Bitcoin miners, that is, people who verify Bitcoin transactions and record them in the public blockchain ledger, receive transaction fees for confirming transactions to a new block. There is a pool of unconfirmed transactions, called the memory pool, or mempool, for short, from which miners choose transactions for confirmations. When choosing transactions, miners understandably give priority to transactions with higher fees paid by users to send their Bitcoins to another wallet.
Transaction fees are an effective weapon against spammers. When spammers want to slow down the network, they are required to pay fees for every transaction. Although they want to pay the lowest amount possible, they cannot do this, because they know that miners will not validate their transactions. But they cannot pay high fees either, since they avoid investing money in transactions. Many malicious actors are thus discouraged from interfering with the network by the necessity to pay transaction fees. Without transaction fees, there would be much damage done to Bitcoin blockchains and the cryptocurrency’s prices.
How Are Bitcoin Transaction Fees Calculated?
People believe that Bitcoin fees are calculated according to the amount they send. This is wrong. Bitcoin fees depend on the transaction size in bytes. Suppose you are making a transaction in 500 bytes. We know that an average transaction fee is now at 80 satoshis per one byte, with satoshi being the smallest unit of a bitcoin. This means that you need to pay 40,000 satoshis to get your transaction noticed by miners, approved, and added to the next block.
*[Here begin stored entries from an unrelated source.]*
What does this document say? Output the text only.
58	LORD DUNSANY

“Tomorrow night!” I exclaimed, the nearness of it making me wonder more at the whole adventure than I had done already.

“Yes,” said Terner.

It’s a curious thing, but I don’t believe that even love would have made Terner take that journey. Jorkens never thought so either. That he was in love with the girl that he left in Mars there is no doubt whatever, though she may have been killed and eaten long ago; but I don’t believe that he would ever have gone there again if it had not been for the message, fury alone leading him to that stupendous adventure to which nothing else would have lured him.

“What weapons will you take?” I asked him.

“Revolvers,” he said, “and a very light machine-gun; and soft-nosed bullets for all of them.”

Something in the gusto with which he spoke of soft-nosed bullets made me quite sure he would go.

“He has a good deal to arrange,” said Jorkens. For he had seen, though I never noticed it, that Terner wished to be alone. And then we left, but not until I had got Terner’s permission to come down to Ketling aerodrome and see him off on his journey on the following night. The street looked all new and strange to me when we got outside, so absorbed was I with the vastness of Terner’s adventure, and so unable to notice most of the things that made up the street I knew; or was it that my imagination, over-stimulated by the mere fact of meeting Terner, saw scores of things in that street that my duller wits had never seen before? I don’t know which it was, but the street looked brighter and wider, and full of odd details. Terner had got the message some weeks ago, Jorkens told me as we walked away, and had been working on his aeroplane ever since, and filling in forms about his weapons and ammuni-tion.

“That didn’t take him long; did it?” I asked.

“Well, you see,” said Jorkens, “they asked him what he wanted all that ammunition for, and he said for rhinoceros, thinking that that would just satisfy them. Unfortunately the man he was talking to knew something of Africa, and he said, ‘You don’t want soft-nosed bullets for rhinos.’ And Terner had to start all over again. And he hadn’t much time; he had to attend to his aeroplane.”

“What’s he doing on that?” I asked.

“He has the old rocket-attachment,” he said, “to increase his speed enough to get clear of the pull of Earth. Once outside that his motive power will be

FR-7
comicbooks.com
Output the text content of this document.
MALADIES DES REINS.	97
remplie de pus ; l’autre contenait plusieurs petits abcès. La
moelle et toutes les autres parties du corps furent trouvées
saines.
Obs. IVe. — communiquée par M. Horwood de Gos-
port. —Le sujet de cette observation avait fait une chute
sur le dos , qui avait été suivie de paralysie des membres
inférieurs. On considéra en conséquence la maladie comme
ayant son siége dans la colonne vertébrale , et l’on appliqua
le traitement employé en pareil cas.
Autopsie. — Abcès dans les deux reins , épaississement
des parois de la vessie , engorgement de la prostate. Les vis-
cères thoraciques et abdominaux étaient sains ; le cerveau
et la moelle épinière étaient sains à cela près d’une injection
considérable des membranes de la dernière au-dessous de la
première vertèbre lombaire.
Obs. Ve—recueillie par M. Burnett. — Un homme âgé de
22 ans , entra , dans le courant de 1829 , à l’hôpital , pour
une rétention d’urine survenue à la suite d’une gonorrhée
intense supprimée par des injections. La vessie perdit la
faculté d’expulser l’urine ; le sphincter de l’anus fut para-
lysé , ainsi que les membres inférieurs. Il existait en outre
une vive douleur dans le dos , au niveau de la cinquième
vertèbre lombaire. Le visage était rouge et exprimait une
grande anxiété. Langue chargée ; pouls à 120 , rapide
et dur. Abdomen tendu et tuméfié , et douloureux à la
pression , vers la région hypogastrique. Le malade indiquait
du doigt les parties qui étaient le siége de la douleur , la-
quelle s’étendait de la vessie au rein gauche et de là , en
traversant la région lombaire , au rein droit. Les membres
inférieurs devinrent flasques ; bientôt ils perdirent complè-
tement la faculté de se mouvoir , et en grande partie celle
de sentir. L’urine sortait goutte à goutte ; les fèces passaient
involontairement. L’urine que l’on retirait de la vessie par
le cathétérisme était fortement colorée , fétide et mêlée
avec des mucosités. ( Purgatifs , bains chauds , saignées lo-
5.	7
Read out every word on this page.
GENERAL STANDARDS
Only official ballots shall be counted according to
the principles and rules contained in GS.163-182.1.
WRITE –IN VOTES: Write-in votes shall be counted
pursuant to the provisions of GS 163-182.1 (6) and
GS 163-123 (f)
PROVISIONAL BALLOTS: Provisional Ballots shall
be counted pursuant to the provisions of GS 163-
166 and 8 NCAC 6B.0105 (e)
Note also that you need to factor in the intensity of traffic. In the time of thickened network traffic and increased demand for Bitcoin transactions, the transaction fee jumps, because Bitcoin users want to receive quick confirmation and raise prices. Take this phenomenon into account, especially in the time of increased volatility at financial markets. In such situations, also avoid using Bitcoins to pay for insignificant, inexpensive items. If a fee on the transaction of your Bitcoins is high, paying with Bitcoins in Starbucks would be wasteful.
Also remember that only a certain number of transactions can be included within a block. A block’s size is 1MB, which is its limit. Although miners add blocks to the blockchain as quickly as possible, their speed is still restricted. There is always a limit to how fast they can go.
Scalability is crucial, too, for understanding how Bitcoin transactions are calculated. Generally speaking, scalability is a system’s ability to grow so that it can accommodate increasing demand. In computers, users upgrade their software so that it performs faster. With regard to cryptocurrencies, scalability means growing blockchains’ capacity so that they handle more transactions. Scalability may drastically influence network fees, and blockchain developers address the issue by constantly updating the network. Researchers and developers constantly work on improvements, introducing different supports to blockchains in the hope of making the transactions of cryptocurrencies more efficient.